3. The report should highlight the importance of establishing a reporting process

Protecting good-faith whistleblowers from retaliation is only one lever to ensure that governments and the public are adequately informed of risks. Perhaps even more important is ensuring that the government of California appropriately handles that information once it is received. One promising way to facilitate the secure handling of sensitive disclosures is to create a designated government hotline or office for AI whistleblower disclosures. 

This approach benefits all stakeholders:

• Companies know that any sensitive business information disclosed to the government will be handled securely and appropriately and that the risk of valuable trade secrets being leaked to competitors will be minimized;
• Whistleblowers receive greater assurance that the information they bring forward will actually be put to good use (justifying the reputational and personal risk they take on); and 
• The government of California becomes more capable of acting on the information it receives, responding to risks in a timely manner, updating its decision-making in light of new evidence, sharing information with key partners, and enforcing the law.
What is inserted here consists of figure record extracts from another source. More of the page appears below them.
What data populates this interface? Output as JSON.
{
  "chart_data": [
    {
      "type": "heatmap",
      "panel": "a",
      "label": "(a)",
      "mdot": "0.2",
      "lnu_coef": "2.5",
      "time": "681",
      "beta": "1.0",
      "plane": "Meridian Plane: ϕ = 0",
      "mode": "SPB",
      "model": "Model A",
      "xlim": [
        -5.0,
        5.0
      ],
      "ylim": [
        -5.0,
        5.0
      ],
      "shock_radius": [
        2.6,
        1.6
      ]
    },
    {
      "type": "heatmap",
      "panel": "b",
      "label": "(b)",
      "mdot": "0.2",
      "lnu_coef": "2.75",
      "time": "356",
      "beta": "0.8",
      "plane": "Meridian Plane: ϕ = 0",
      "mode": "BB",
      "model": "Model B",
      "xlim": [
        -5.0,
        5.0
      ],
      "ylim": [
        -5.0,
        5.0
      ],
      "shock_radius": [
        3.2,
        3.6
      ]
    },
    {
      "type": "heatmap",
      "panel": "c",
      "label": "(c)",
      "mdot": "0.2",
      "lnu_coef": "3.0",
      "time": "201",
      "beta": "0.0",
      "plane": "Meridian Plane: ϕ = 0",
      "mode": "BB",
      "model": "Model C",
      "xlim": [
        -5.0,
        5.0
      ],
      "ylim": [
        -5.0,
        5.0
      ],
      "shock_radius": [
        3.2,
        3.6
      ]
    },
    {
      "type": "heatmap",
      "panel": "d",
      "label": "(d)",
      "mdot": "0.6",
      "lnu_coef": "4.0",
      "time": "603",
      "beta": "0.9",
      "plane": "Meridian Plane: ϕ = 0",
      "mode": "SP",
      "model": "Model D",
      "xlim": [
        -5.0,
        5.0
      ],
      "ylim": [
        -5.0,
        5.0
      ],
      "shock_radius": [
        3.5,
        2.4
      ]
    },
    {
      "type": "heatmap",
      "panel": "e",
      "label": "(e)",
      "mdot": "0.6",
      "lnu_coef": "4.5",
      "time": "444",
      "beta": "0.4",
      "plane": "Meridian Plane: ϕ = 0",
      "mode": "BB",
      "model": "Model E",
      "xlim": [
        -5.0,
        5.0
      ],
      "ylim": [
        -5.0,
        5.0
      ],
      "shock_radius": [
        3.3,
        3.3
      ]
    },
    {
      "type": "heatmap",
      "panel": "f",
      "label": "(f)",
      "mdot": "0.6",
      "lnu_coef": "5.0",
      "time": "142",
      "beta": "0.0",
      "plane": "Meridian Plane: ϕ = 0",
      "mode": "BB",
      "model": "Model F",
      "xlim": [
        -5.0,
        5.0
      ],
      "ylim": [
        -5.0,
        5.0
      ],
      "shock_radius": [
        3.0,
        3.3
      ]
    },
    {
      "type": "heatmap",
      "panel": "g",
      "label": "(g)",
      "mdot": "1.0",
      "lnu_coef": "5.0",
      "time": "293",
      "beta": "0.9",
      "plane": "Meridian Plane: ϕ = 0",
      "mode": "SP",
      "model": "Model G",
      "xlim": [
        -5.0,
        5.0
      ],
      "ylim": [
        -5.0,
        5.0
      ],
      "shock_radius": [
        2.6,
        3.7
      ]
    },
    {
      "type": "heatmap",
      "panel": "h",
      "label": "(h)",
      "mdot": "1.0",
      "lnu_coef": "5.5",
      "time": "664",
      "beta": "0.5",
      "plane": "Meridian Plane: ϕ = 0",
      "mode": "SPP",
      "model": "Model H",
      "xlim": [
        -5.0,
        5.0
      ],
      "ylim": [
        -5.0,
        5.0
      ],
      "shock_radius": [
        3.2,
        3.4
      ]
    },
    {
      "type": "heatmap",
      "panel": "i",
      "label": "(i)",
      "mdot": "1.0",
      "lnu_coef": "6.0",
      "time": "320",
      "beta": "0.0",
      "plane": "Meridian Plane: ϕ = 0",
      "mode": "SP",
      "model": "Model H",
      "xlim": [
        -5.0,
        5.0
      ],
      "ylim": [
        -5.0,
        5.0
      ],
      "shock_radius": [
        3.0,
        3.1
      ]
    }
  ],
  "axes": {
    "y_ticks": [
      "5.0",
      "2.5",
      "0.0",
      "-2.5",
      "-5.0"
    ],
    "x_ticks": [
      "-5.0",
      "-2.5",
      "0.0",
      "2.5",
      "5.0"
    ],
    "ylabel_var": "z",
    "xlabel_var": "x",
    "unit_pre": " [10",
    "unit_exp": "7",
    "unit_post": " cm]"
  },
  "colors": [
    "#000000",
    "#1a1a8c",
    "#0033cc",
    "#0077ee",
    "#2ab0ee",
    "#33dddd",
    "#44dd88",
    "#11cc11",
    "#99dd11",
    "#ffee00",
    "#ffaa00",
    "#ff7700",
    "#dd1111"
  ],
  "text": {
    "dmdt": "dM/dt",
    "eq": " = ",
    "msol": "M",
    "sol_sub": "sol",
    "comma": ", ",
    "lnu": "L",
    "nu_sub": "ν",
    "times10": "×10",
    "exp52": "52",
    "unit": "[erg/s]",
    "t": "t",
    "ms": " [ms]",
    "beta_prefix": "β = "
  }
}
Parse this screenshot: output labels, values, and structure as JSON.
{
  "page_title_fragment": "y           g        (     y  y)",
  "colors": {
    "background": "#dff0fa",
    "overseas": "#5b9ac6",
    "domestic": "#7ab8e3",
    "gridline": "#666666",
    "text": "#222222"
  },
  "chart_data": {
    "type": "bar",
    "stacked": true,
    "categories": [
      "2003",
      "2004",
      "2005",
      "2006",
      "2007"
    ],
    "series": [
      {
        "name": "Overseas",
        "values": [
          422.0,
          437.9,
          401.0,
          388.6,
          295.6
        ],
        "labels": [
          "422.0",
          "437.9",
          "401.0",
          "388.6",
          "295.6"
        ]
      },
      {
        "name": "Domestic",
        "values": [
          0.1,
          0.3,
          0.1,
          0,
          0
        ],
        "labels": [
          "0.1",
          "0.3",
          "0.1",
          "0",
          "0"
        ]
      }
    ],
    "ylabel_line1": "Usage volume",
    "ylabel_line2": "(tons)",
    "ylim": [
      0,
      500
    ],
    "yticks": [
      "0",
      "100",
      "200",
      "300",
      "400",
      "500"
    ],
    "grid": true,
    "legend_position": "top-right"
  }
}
The report already touches briefly on the desirability of “ensuring clarity on the process for whistleblowers to safely report information,” but a more specific and detailed recommendation would make this section of the Report more actionable. Precisely because of our uncertainty about the risks posed by future AI systems, there is great option value in building the government’s capacity to quickly, competently, and securely react to new information received through whistleblowing. By default, we might expect that no clear chain of command will exist for processing this new information, sharing it securely with key decision makers, or operationalizing it to improve decision making. This increases coordination costs and may ultimately result in critical information being underutilized or ignored.

• Suggested language: “Ensuring clarity on the process for whistleblowers to safely report information can jointly advance accountability and manage countervailing interests, such as the disclosure of trade secrets or the misuse of information to compromise safety and security. One promising way to facilitate secure disclosures is to establish a secure government-run hotline or office for receiving AI whistleblower disclosures and to establish procedures for receiving, processing, sharing, and acting upon disclosures. Establishing such procedures may also increase government agencies’ ability to quickly and competently process important information and respond to emerging issues.”